California’s governor Gavin Newsom has just signed a new law that bans middle schools in the state from starting earlier than 8.30am.

This comes after a growing movement and a US public health campaign that advocates for older students to get more sleep.

According to the Sacramento Bee, “State Sen. Anthony Portantino, the La Cañada Flintridge Democrat who wrote the law, said Senate Bill 328 is based on “indisputable” science that shows that students are healthier and happier when get to sleep in a little later.”

Portantino said, “This is a public health bill that has a positive academic outcome. The overwhelming benefit to the health and welfare of children demands that we make those changes.”

School typically starts at 8am in the US, while in countries in Asia, it can start as early as 7.30am.
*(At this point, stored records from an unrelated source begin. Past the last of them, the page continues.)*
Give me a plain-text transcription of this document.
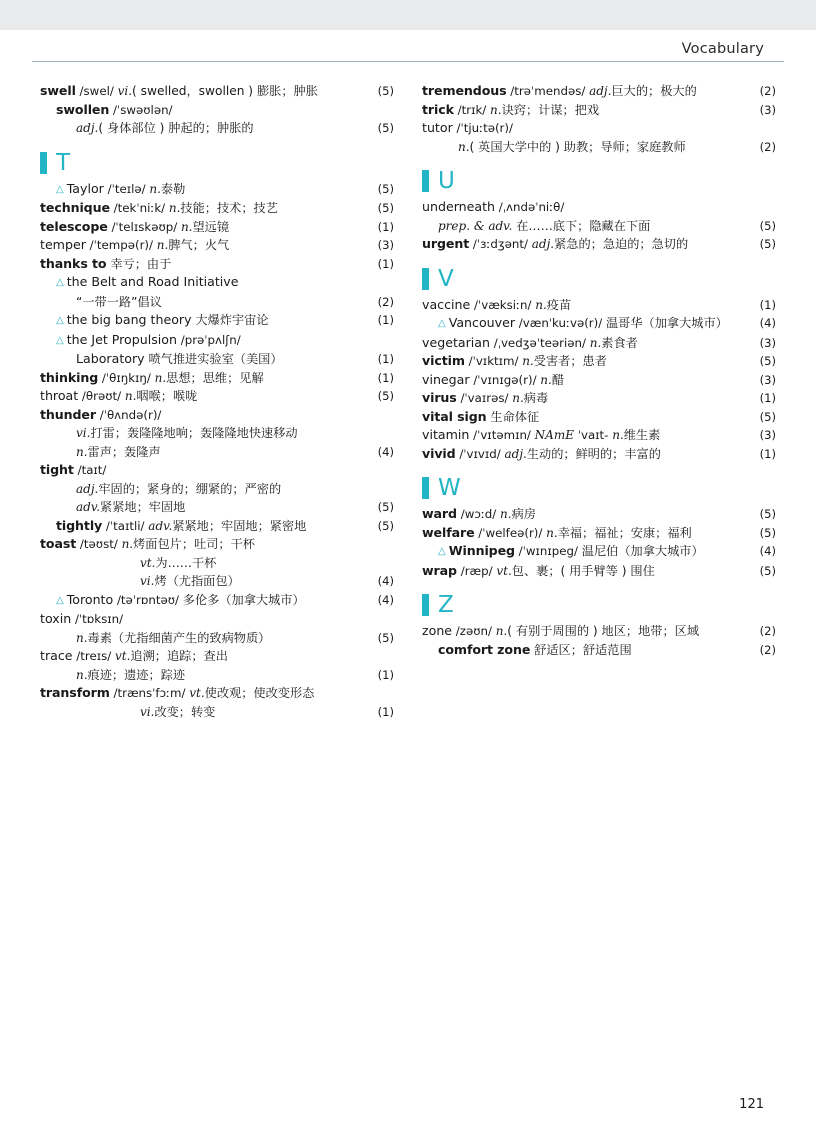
Vocabulary
swell /swel/ vi.( swelled，swollen ) 膨胀；肿胀	(5)
swollen /ˈswəʊlən/
adj.( 身体部位 ) 肿起的；肿胀的	(5)
T
△ Taylor /ˈteɪlə/ n.泰勒	(5)
technique /tekˈniːk/ n.技能；技术；技艺	(5)
telescope /ˈtelɪskəʊp/ n.望远镜	(1)
temper /ˈtempə(r)/ n.脾气；火气	(3)
thanks to 幸亏；由于	(1)
△ the Belt and Road Initiative
“一带一路”倡议	(2)
△ the big bang theory 大爆炸宇宙论	(1)
△ the Jet Propulsion /prəˈpʌlʃn/
Laboratory 喷气推进实验室（美国）	(1)
thinking /ˈθɪŋkɪŋ/ n.思想；思维；见解	(1)
throat /θrəʊt/ n.咽喉；喉咙	(5)
thunder /ˈθʌndə(r)/
vi.打雷；轰隆隆地响；轰隆隆地快速移动
n.雷声；轰隆声	(4)
tight /taɪt/
adj.牢固的；紧身的；绷紧的；严密的
adv.紧紧地；牢固地	(5)
tightly /ˈtaɪtli/ adv.紧紧地；牢固地；紧密地	(5)
toast /təʊst/ n.烤面包片；吐司；干杯
vt.为……干杯
vi.烤（尤指面包）	(4)
△ Toronto /təˈrɒntəʊ/ 多伦多（加拿大城市）	(4)
toxin /ˈtɒksɪn/
n.毒素（尤指细菌产生的致病物质）	(5)
trace /treɪs/ vt.追溯；追踪；查出
n.痕迹；遗迹；踪迹	(1)
transform /trænsˈfɔːm/ vt.使改观；使改变形态
vi.改变；转变	(1)
tremendous /trəˈmendəs/ adj.巨大的；极大的	(2)
trick /trɪk/ n.诀窍；计谋；把戏	(3)
tutor /ˈtjuːtə(r)/
n.( 英国大学中的 ) 助教；导师；家庭教师	(2)
U
underneath /ˌʌndəˈniːθ/
prep. & adv. 在……底下；隐藏在下面	(5)
urgent /ˈɜːdʒənt/ adj.紧急的；急迫的；急切的	(5)
V
vaccine /ˈvæksiːn/ n.疫苗	(1)
△ Vancouver /vænˈkuːvə(r)/ 温哥华（加拿大城市）	(4)
vegetarian /ˌvedʒəˈteəriən/ n.素食者	(3)
victim /ˈvɪktɪm/ n.受害者；患者	(5)
vinegar /ˈvɪnɪgə(r)/ n.醋	(3)
virus /ˈvaɪrəs/ n.病毒	(1)
vital sign 生命体征	(5)
vitamin /ˈvɪtəmɪn/ NAmE ˈvaɪt- n.维生素	(3)
vivid /ˈvɪvɪd/ adj.生动的；鲜明的；丰富的	(1)
W
ward /wɔːd/ n.病房	(5)
welfare /ˈwelfeə(r)/ n.幸福；福祉；安康；福利	(5)
△ Winnipeg /ˈwɪnɪpeg/ 温尼伯（加拿大城市）	(4)
wrap /ræp/ vt.包、裹；( 用手臂等 ) 围住	(5)
Z
zone /zəʊn/ n.( 有别于周围的 ) 地区；地带；区域	(2)
comfort zone 舒适区；舒适范围	(2)
121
In the UK, lessons start at 9 am – but even that is seen as too early by some. According to Yahoo UK, “Earlier this year in the UK MPs considered calls for the school day to start at 10am to help tired teenagers.

“The debate came after a petition urging the Government to consider the plea gained more than 183,000 signatures – a petition that gains more than 100,000 signatures is considered for debate in parliament.”
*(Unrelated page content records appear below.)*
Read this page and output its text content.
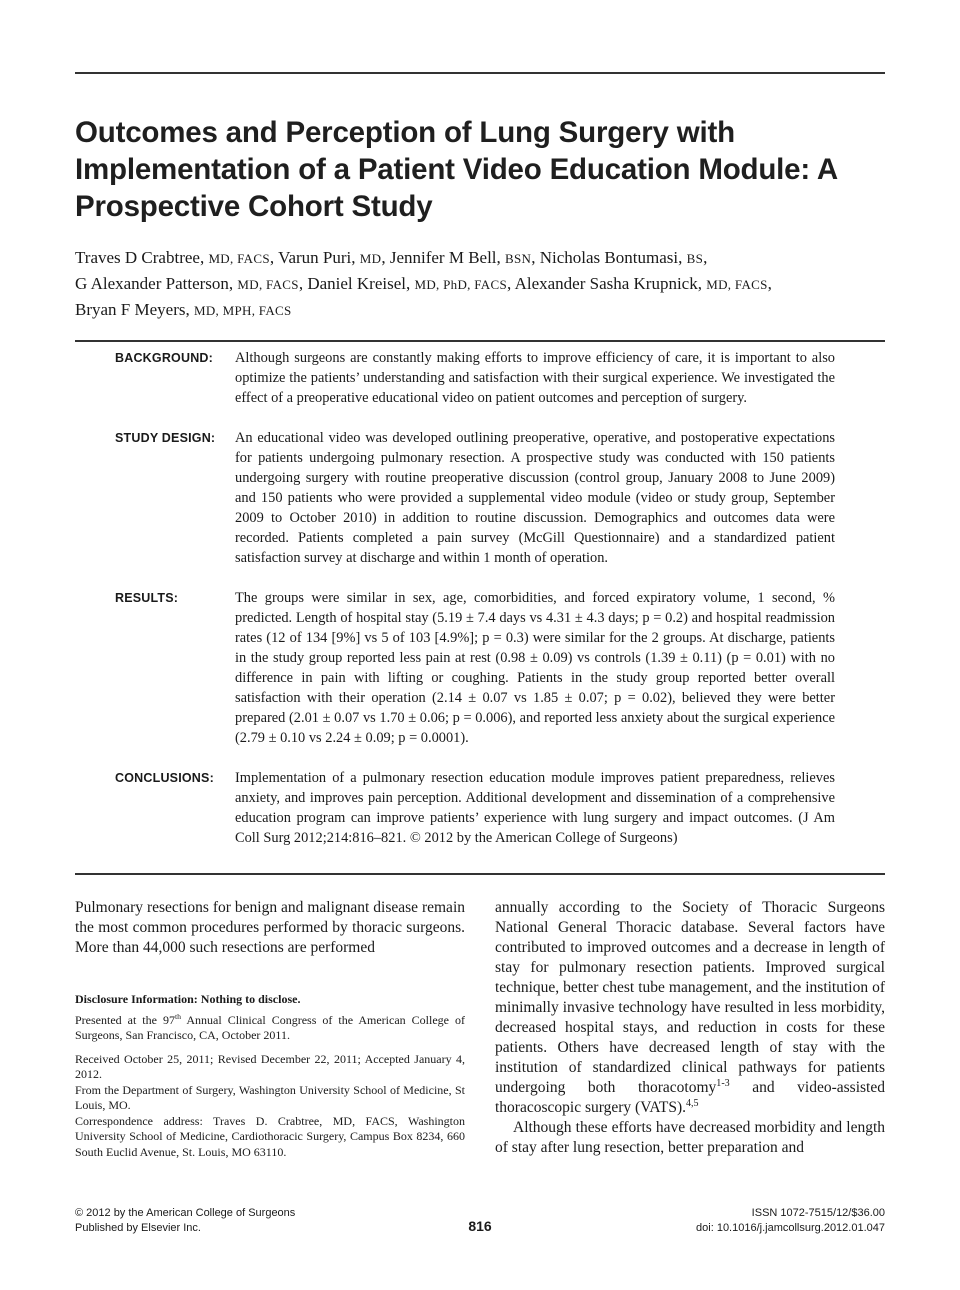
Outcomes and Perception of Lung Surgery with Implementation of a Patient Video Education Module: A Prospective Cohort Study
Traves D Crabtree, MD, FACS, Varun Puri, MD, Jennifer M Bell, BSN, Nicholas Bontumasi, BS,
G Alexander Patterson, MD, FACS, Daniel Kreisel, MD, PhD, FACS, Alexander Sasha Krupnick, MD, FACS,
Bryan F Meyers, MD, MPH, FACS
BACKGROUND:	Although surgeons are constantly making efforts to improve efficiency of care, it is important to also optimize the patients’ understanding and satisfaction with their surgical experience. We investigated the effect of a preoperative educational video on patient outcomes and perception of surgery.

STUDY DESIGN:	An educational video was developed outlining preoperative, operative, and postoperative expectations for patients undergoing pulmonary resection. A prospective study was conducted with 150 patients undergoing surgery with routine preoperative discussion (control group, January 2008 to June 2009) and 150 patients who were provided a supplemental video module (video or study group, September 2009 to October 2010) in addition to routine discussion. Demographics and outcomes data were recorded. Patients completed a pain survey (McGill Questionnaire) and a standardized patient satisfaction survey at discharge and within 1 month of operation.

RESULTS:	The groups were similar in sex, age, comorbidities, and forced expiratory volume, 1 second, % predicted. Length of hospital stay (5.19 ± 7.4 days vs 4.31 ± 4.3 days; p = 0.2) and hospital readmission rates (12 of 134 [9%] vs 5 of 103 [4.9%]; p = 0.3) were similar for the 2 groups. At discharge, patients in the study group reported less pain at rest (0.98 ± 0.09) vs controls (1.39 ± 0.11) (p = 0.01) with no difference in pain with lifting or coughing. Patients in the study group reported better overall satisfaction with their operation (2.14 ± 0.07 vs 1.85 ± 0.07; p = 0.02), believed they were better prepared (2.01 ± 0.07 vs 1.70 ± 0.06; p = 0.006), and reported less anxiety about the surgical experience (2.79 ± 0.10 vs 2.24 ± 0.09; p = 0.0001).

CONCLUSIONS:	Implementation of a pulmonary resection education module improves patient preparedness, relieves anxiety, and improves pain perception. Additional development and dissemination of a comprehensive education program can improve patients’ experience with lung surgery and impact outcomes. (J Am Coll Surg 2012;214:816–821. © 2012 by the American College of Surgeons)

Pulmonary resections for benign and malignant disease remain the most common procedures performed by thoracic surgeons. More than 44,000 such resections are performed

Disclosure Information: Nothing to disclose.

Presented at the 97th Annual Clinical Congress of the American College of Surgeons, San Francisco, CA, October 2011.

Received October 25, 2011; Revised December 22, 2011; Accepted January 4, 2012.

From the Department of Surgery, Washington University School of Medicine, St Louis, MO.

Correspondence address: Traves D. Crabtree, MD, FACS, Washington University School of Medicine, Cardiothoracic Surgery, Campus Box 8234, 660 South Euclid Avenue, St. Louis, MO 63110.

annually according to the Society of Thoracic Surgeons National General Thoracic database. Several factors have contributed to improved outcomes and a decrease in length of stay for pulmonary resection patients. Improved surgical technique, better chest tube management, and the institution of minimally invasive technology have resulted in less morbidity, decreased hospital stays, and reduction in costs for these patients. Others have decreased length of stay with the institution of standardized clinical pathways for patients undergoing both thoracotomy$^{1-3}$ and video-assisted thoracoscopic surgery (VATS).$^{4,5}$

Although these efforts have decreased morbidity and length of stay after lung resection, better preparation and

© 2012 by the American College of Surgeons
Published by Elsevier Inc.	816
ISSN 1072-7515/12/$36.00
doi: 10.1016/j.jamcollsurg.2012.01.047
The petition calls for school start times to begin at 10am as teenagers are too tired from having to wake up so early to head to school.

The science behind later school start times

A number of studies have shown that later school start times and more sleep could have benefits for teens, such as better academic performance, cognitive functioning and overall health.

In 2017, a study by Open University found that children between the ages of 13-16 who started their school day at 10am had improved health.

According to the study, “Despite the well-established natural shifts to later wake and sleep times that occur in adolescence, most schools retain early start times.

“Currently school starting times are not adjusted for the shift to later wake and sleep times that occur naturally in adolescence.

“This mismatch between adolescent biology and the conventional practice of starting school early leads to a systematic reduction in the amount of time available for sleep to teenagers and consequently chronic sleep deficiency.”

While some argue that the problem could be solved by simply getting teens to go to bed earlier, the National Sleep Foundation in the UK stated, “This shift in teens’ circadian rhythm causes them to naturally feel alert later at night, making it difficult for them to fall asleep before 11:00pm.

“Since most teens have early school start times along with other commitments, this sleep phase delay can make it difficult to get the sleep teens need.”

A global issue

California’s new law, although not yet implemented, is reflective of a growing awareness around the world that school times are too early.

An increasing number of school districts in the US are pushing for later school start times, but California is the first to take official action.

While some parents are in opposition because it may cause some disruption to their everyday routines, the overwhelming majority are in favour because of the effect of later school times on teenagers’ overall health and academic performance.

According to the Washington Post, “No doubt there may be some challenges in figuring out the logistics of later school times. But the success of school districts that have undertaken this change show that it is not only possible but also well worth the effort in terms of better outcomes for students.”